Abitha from Chennai, Tamilnadu on September 12, 2019:
Wonderful piece on Jackfruit, This took me right back to my cbildhood. I have tried a few of the jackfruit delicacies, They are unique and appealing. The seeds can actually be toasted in embers and eaten after the outer layer is peeled off alternatively they are also used in savoury curries. Every dish is totally different. No wonder then it is called in Tamil literature as one of the three wonderful fruits - "Mukkani - Ma, Palaa, Vaazhai" - i.e. Mango, Jackfruit and Banana!
Halemane Muralikrishna (author) from South India on September 06, 2019:
Thank you Mr Rajinder and Ms Prantika, there are some hubs already available on jackfruit recipeshttps://delishably.com/desserts/Jack-fruit-Sweets-...

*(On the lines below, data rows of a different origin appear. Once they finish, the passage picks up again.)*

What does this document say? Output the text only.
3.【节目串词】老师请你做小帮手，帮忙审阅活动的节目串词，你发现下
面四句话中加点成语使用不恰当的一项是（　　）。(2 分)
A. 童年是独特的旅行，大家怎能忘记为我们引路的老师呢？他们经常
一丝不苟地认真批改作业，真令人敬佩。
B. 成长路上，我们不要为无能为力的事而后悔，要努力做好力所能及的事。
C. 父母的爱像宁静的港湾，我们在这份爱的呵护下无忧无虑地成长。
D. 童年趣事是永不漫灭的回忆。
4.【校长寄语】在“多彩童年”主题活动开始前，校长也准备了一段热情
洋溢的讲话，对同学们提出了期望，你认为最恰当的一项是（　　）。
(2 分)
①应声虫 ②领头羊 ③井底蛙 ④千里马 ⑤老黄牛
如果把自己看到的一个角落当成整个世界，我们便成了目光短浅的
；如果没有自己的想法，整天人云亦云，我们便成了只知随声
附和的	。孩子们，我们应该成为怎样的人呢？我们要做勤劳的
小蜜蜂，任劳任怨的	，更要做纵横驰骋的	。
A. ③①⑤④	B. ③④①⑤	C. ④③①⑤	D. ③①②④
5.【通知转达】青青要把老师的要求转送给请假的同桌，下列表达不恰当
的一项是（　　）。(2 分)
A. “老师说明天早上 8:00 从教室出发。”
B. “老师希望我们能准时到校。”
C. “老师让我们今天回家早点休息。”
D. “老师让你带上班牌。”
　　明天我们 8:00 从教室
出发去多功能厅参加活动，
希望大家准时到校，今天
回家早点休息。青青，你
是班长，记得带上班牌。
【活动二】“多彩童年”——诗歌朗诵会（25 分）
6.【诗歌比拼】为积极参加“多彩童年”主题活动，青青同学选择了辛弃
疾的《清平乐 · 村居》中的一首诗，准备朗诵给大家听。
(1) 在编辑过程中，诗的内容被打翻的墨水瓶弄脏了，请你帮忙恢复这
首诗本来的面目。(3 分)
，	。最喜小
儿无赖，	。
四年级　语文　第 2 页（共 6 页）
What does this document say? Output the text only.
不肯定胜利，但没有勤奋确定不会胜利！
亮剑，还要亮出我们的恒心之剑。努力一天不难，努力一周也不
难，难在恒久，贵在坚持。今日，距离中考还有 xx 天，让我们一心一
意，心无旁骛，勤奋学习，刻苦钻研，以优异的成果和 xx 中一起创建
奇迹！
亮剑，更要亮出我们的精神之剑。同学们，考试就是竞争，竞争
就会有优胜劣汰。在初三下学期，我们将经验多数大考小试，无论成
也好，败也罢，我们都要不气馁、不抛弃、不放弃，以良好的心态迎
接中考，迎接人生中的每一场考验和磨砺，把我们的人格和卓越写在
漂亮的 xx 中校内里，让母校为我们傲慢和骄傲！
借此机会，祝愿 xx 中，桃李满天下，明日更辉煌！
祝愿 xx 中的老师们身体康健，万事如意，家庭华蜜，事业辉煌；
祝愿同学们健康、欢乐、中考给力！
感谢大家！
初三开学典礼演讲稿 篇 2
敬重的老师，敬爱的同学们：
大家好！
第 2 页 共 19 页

Prantika Samanta from Kolkata, India on September 06, 2019:
Good to know the medicinal properties and other aspects. It's such a useful tree. Hope this article will make people aware of its usefulness. I like the recipe part as well. I will try making it. Thank you for writing such a wonderful article that describes the importance of jackfruit.
Rajinder Soni from New Delhi, India on September 06, 2019:
Murali I actually didn't know so many things about jackfruit before reading your hub. Your presentation is superb and journal type and you have a Wikipedia type of style to express your knowledge. Keep writing and adding value to the online community. We welcome your straightforward approach to subjects and concepts of different varieties and versions.